Mairé-Levescaultt is a commune in the Deux-Sèvres department in western France. (Not to be confused with Mairé, in the same general area).

==History==
The history and derivation of the name of Mairé-L'Evescault are closely linked to that of Saint Junian (Junien), the patron saint of Poitou ploughmen. He was born in the year AD 500 or AD 501 in the area of "Briosso" (now called Briançais) on an estate named "Champagné" which still exists close to the village of Mairé in the commune of Perigné, Deux-Sèvres, and was educated by his parents who were Gallo-Roman nobility.

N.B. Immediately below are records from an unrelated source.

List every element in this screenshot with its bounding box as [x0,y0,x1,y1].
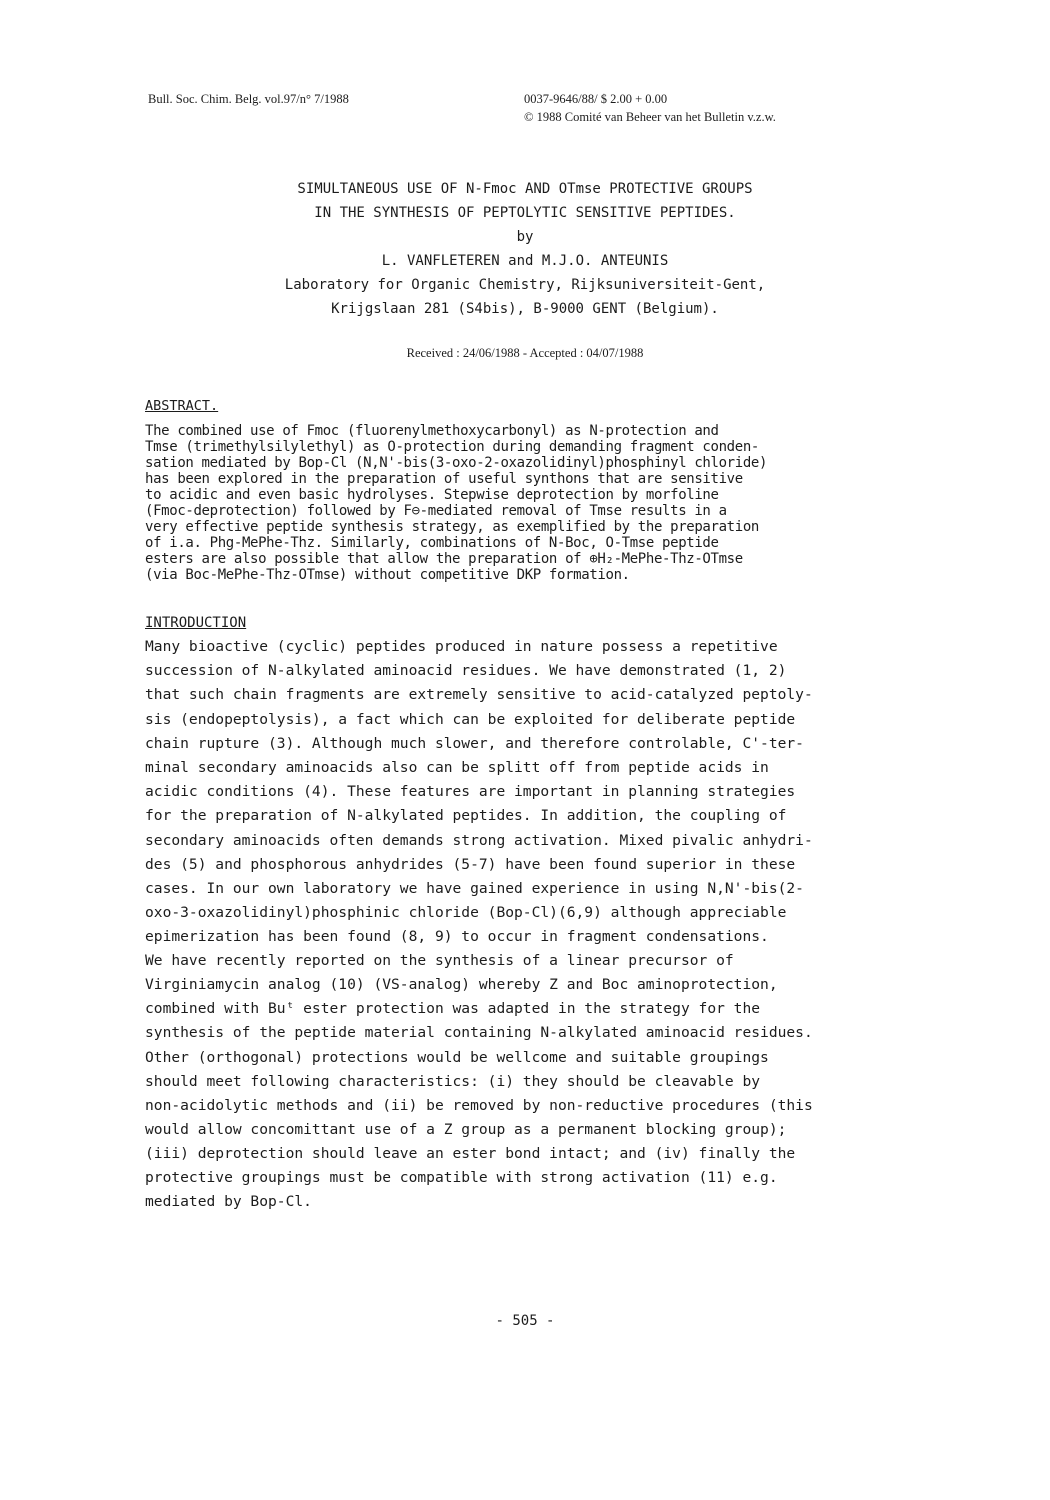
affiliation-line-2: Krijgslaan 281 (S4bis), B-9000 GENT (Belgium). [331,301,719,317]
body-line: secondary aminoacids often demands strong activation. Mixed pivalic anhydri- [145,832,813,849]
body-line: minal secondary aminoacids also can be splitt off from peptide acids in [145,759,769,776]
affiliation-line-1: Laboratory for Organic Chemistry, Rijksuniversiteit-Gent, [284,277,766,293]
received-accepted-dates: Received : 24/06/1988 - Accepted : 04/07/1988 [406,346,644,360]
body-line: acidic conditions (4). These features are important in planning strategies [145,783,796,800]
body-line: synthesis of the peptide material containing N-alkylated aminoacid residues. [145,1024,813,1041]
abstract-line: The combined use of Fmoc (fluorenylmethoxycarbonyl) as N-protection and [145,423,719,439]
body-line: combined with Buᵗ ester protection was adapted in the strategy for the [145,1000,761,1017]
abstract-line: sation mediated by Bop-Cl (N,N'-bis(3-oxo-2-oxazolidinyl)phosphinyl chloride) [145,455,768,471]
body-line: for the preparation of N-alkylated peptides. In addition, the coupling of [145,807,787,824]
body-line: chain rupture (3). Although much slower, and therefore controlable, C'-ter- [145,735,804,752]
body-line: Virginiamycin analog (10) (VS-analog) whereby Z and Boc aminoprotection, [145,976,778,993]
body-line: Many bioactive (cyclic) peptides produced in nature possess a repetitive [145,638,778,655]
body-line: oxo-3-oxazolidinyl)phosphinic chloride (Bop-Cl)(6,9) although appreciable [145,904,787,921]
abstract-line: Tmse (trimethylsilylethyl) as O-protection during demanding fragment conden- [145,439,759,455]
body-line: (iii) deprotection should leave an ester bond intact; and (iv) finally the [145,1145,796,1162]
body-line: succession of N-alkylated aminoacid residues. We have demonstrated (1, 2) [145,662,787,679]
abstract-line: very effective peptide synthesis strategy, as exemplified by the preparation [145,519,759,535]
body-line: would allow concomittant use of a Z group as a permanent blocking group); [145,1121,787,1138]
abstract-line: has been explored in the preparation of useful synthons that are sensitive [145,471,743,487]
body-line: mediated by Bop-Cl. [145,1193,312,1210]
body-line: non-acidolytic methods and (ii) be removed by non-reductive procedures (this [145,1097,813,1114]
authors: L. VANFLETEREN and M.J.O. ANTEUNIS [381,253,669,269]
abstract-line: (Fmoc-deprotection) followed by F⊖-mediated removal of Tmse results in a [145,503,727,519]
body-line: We have recently reported on the synthesis of a linear precursor of [145,952,734,969]
body-line: protective groupings must be compatible with strong activation (11) e.g. [145,1169,778,1186]
body-line: Other (orthogonal) protections would be wellcome and suitable groupings [145,1049,769,1066]
body-line: des (5) and phosphorous anhydrides (5-7) have been found superior in these [145,856,796,873]
abstract-line: of i.a. Phg-MePhe-Thz. Similarly, combinations of N-Boc, O-Tmse peptide [145,535,719,551]
paper-title-line-1: SIMULTANEOUS USE OF N-Fmoc AND OTmse PROTECTIVE GROUPS [297,181,753,197]
body-line: cases. In our own laboratory we have gained experience in using N,N'-bis(2- [145,880,804,897]
page-number: - 505 - [495,1313,555,1329]
issn-price: 0037-9646/88/ $ 2.00 + 0.00 [524,92,668,106]
body-line: sis (endopeptolysis), a fact which can be exploited for deliberate peptide [145,711,796,728]
journal-reference: Bull. Soc. Chim. Belg. vol.97/n° 7/1988 [148,92,349,106]
body-line: should meet following characteristics: (i) they should be cleavable by [145,1073,761,1090]
paper-title-line-2: IN THE SYNTHESIS OF PEPTOLYTIC SENSITIVE PEPTIDES. [314,205,736,221]
abstract-line: to acidic and even basic hydrolyses. Stepwise deprotection by morfoline [145,487,719,503]
copyright-notice: © 1988 Comité van Beheer van het Bulletin v.z.w. [524,110,776,124]
by-line: by [516,229,534,245]
abstract-line: (via Boc-MePhe-Thz-OTmse) without competitive DKP formation. [145,567,630,583]
body-line: that such chain fragments are extremely sensitive to acid-catalyzed peptoly- [145,686,813,703]
abstract-heading: ABSTRACT. [145,398,219,414]
abstract-line: esters are also possible that allow the preparation of ⊕H₂-MePhe-Thz-OTmse [145,551,743,567]
body-line: epimerization has been found (8, 9) to occur in fragment condensations. [145,928,769,945]
introduction-heading: INTRODUCTION [145,615,247,631]
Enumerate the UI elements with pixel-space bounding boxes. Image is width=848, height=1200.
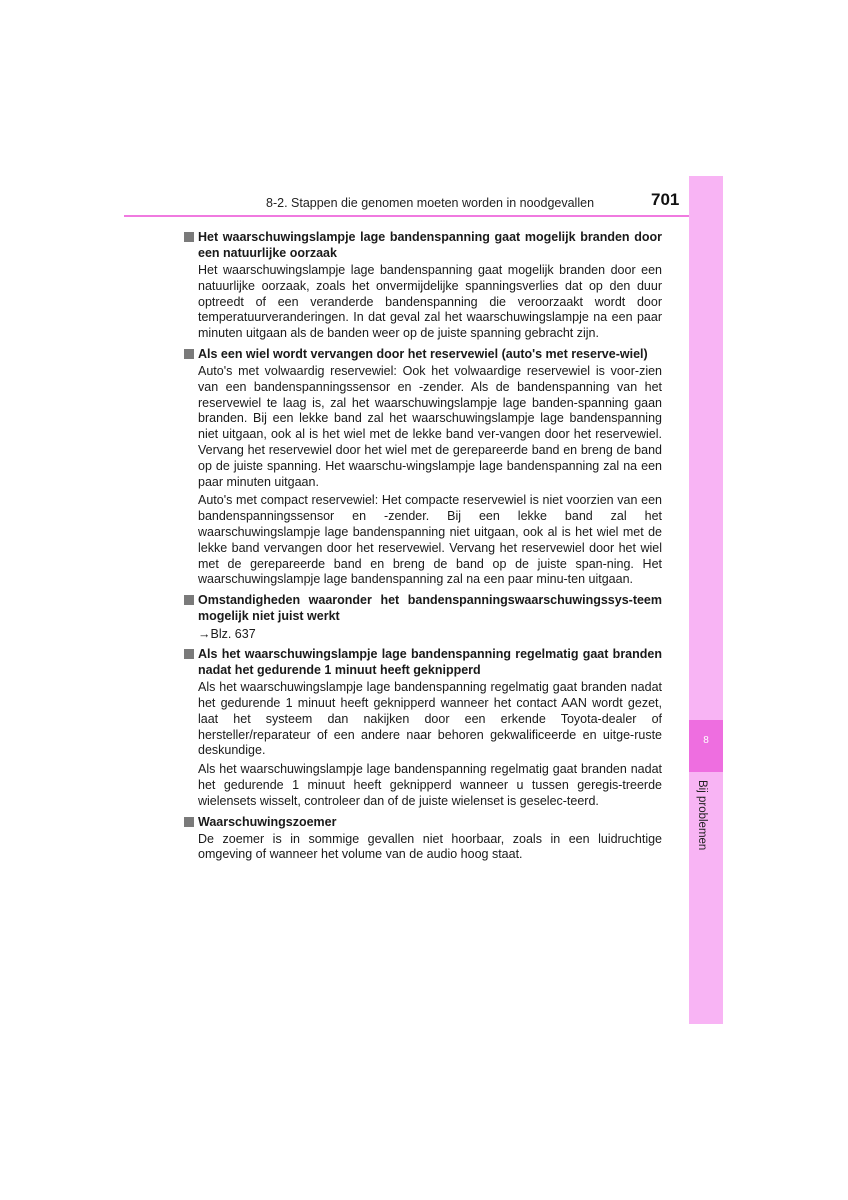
body-paragraph: Als het waarschuwingslampje lage bandenspanning regelmatig gaat branden nadat het gedurende 1 minuut heeft geknipperd wanneer u tussen geregis-treerde wielensets wisselt, controleer dan of de juiste wielenset is geselec-teerd. — [198, 762, 662, 808]
body-paragraph: Auto's met compact reservewiel: Het compacte reservewiel is niet voorzien van een bandenspanningssensor en -zender. Bij een lekke band zal het waarschuwingslampje lage bandenspanning niet uitgaan, ook al is het wiel met de lekke band vervangen door het reservewiel. Vervang het reservewiel door het wiel met de gerepareerde band en breng de band op de juiste span-ning. Het waarschuwingslampje lage bandenspanning zal na een paar minu-ten uitgaan. — [198, 493, 662, 587]
square-bullet-icon — [184, 349, 194, 359]
page-reference-link[interactable]: →Blz. 637 — [198, 627, 256, 642]
section-heading-text: Omstandigheden waaronder het bandenspanningswaarschuwingssys-teem mogelijk niet juist werkt — [198, 593, 662, 624]
chapter-number: 8 — [703, 735, 709, 746]
section-natural-cause — [184, 229, 662, 342]
section-heading — [184, 346, 662, 362]
body-paragraph: De zoemer is in sommige gevallen niet hoorbaar, zoals in een luidruchtige omgeving of wanneer het volume van de audio hoog staat. — [198, 831, 662, 862]
section-system-conditions — [184, 592, 662, 642]
section-heading — [184, 229, 662, 261]
section-heading — [184, 814, 662, 830]
square-bullet-icon — [184, 649, 194, 659]
section-header-title: 8-2. Stappen die genomen moeten worden in noodgevallen — [266, 196, 595, 210]
square-bullet-icon — [184, 817, 194, 827]
section-heading-text: Als het waarschuwingslampje lage bandenspanning regelmatig gaat branden nadat het gedurende 1 minuut heeft geknipperd — [198, 647, 662, 678]
square-bullet-icon — [184, 232, 194, 242]
section-heading — [184, 646, 662, 678]
section-regular-lighting — [184, 646, 662, 809]
section-spare-wheel — [184, 346, 662, 588]
chapter-label: Bij problemen — [696, 780, 708, 851]
body-paragraph: Als het waarschuwingslampje lage bandenspanning regelmatig gaat branden nadat het gedurende 1 minuut heeft geknipperd wanneer het contact AAN wordt gezet, laat het systeem dan nakijken door een erkende Toyota-dealer of hersteller/reparateur of een andere naar behoren gekwalificeerde en uitge-ruste deskundige. — [198, 680, 662, 758]
section-heading — [184, 592, 662, 624]
section-heading-text: Het waarschuwingslampje lage bandenspanning gaat mogelijk branden door een natuurlijke oorzaak — [198, 230, 662, 260]
section-heading-text: Als een wiel wordt vervangen door het reservewiel (auto's met reserve-wiel) — [198, 346, 648, 361]
square-bullet-icon — [184, 595, 194, 605]
page-number: 701 — [651, 190, 680, 209]
chapter-side-strip — [689, 176, 723, 1024]
chapter-tab — [689, 720, 723, 772]
header-divider — [124, 215, 723, 217]
page-content — [184, 225, 662, 866]
section-warning-buzzer — [184, 814, 662, 864]
section-heading-text: Waarschuwingszoemer — [198, 814, 337, 829]
body-paragraph: Het waarschuwingslampje lage bandenspanning gaat mogelijk branden door een natuurlijke oorzaak, zoals het onvermijdelijke spanningsverlies dat op den duur optreedt of een veranderde bandenspanning die veroorzaakt wordt door temperatuurveranderingen. In dat geval zal het waarschuwingslampje na een paar minuten uitgaan als de banden weer op de juiste spanning gebracht zijn. — [198, 263, 662, 341]
body-paragraph: Auto's met volwaardig reservewiel: Ook het volwaardige reservewiel is voor-zien van een bandenspanningssensor en -zender. Als de bandenspanning van het reservewiel te laag is, zal het waarschuwingslampje lage banden-spanning gaan branden. Bij een lekke band zal het waarschuwingslampje lage bandenspanning niet uitgaan, ook al is het wiel met de lekke band ver-vangen door het reservewiel. Vervang het reservewiel door het wiel met de gerepareerde band en breng de band op de juiste spanning. Het waarschu-wingslampje lage bandenspanning zal na een paar minuten uitgaan. — [198, 363, 662, 489]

Although his name is undoubtedly of Pagan origin, coming from the Roman gods Juno/Jupiter, he was dedicated to the service of God from his earliest childhood and was instructed in all the sacred and human sciences which were taught at that time.

Nothing else is known about his early life but we re-encounter Junien as a young man living as a hermit in a place called Bois Trappeau in the commune of Ardilleux in Deux-Sèvres.

In 559, King Clotaire I made him a gift of land on which to found a monastery dedicated to the rule of Saint Benoît. This isolated place evoked memories of his childhood home and Junien named it "Mariacus" - subsequently "Mairé". The "L'Evescault" was added after a great religious festival in Poitiers to which Junien was invited by Queen Radagonde who raised him to the same rank as the other bishops or "Les Evêques" who were present. Hence the name Mairé-L'Evescault.

The monastery was partially destroyed during the wars of Pepin the Short and Charlemagne but survived for another thousand years. It was finally demolished during the French Revolution, the stone being re-used for local construction and the lands reverting to their farming origins.

==The commune today==
The commune is now a sprawl of scattered villages with a population of approximately 560.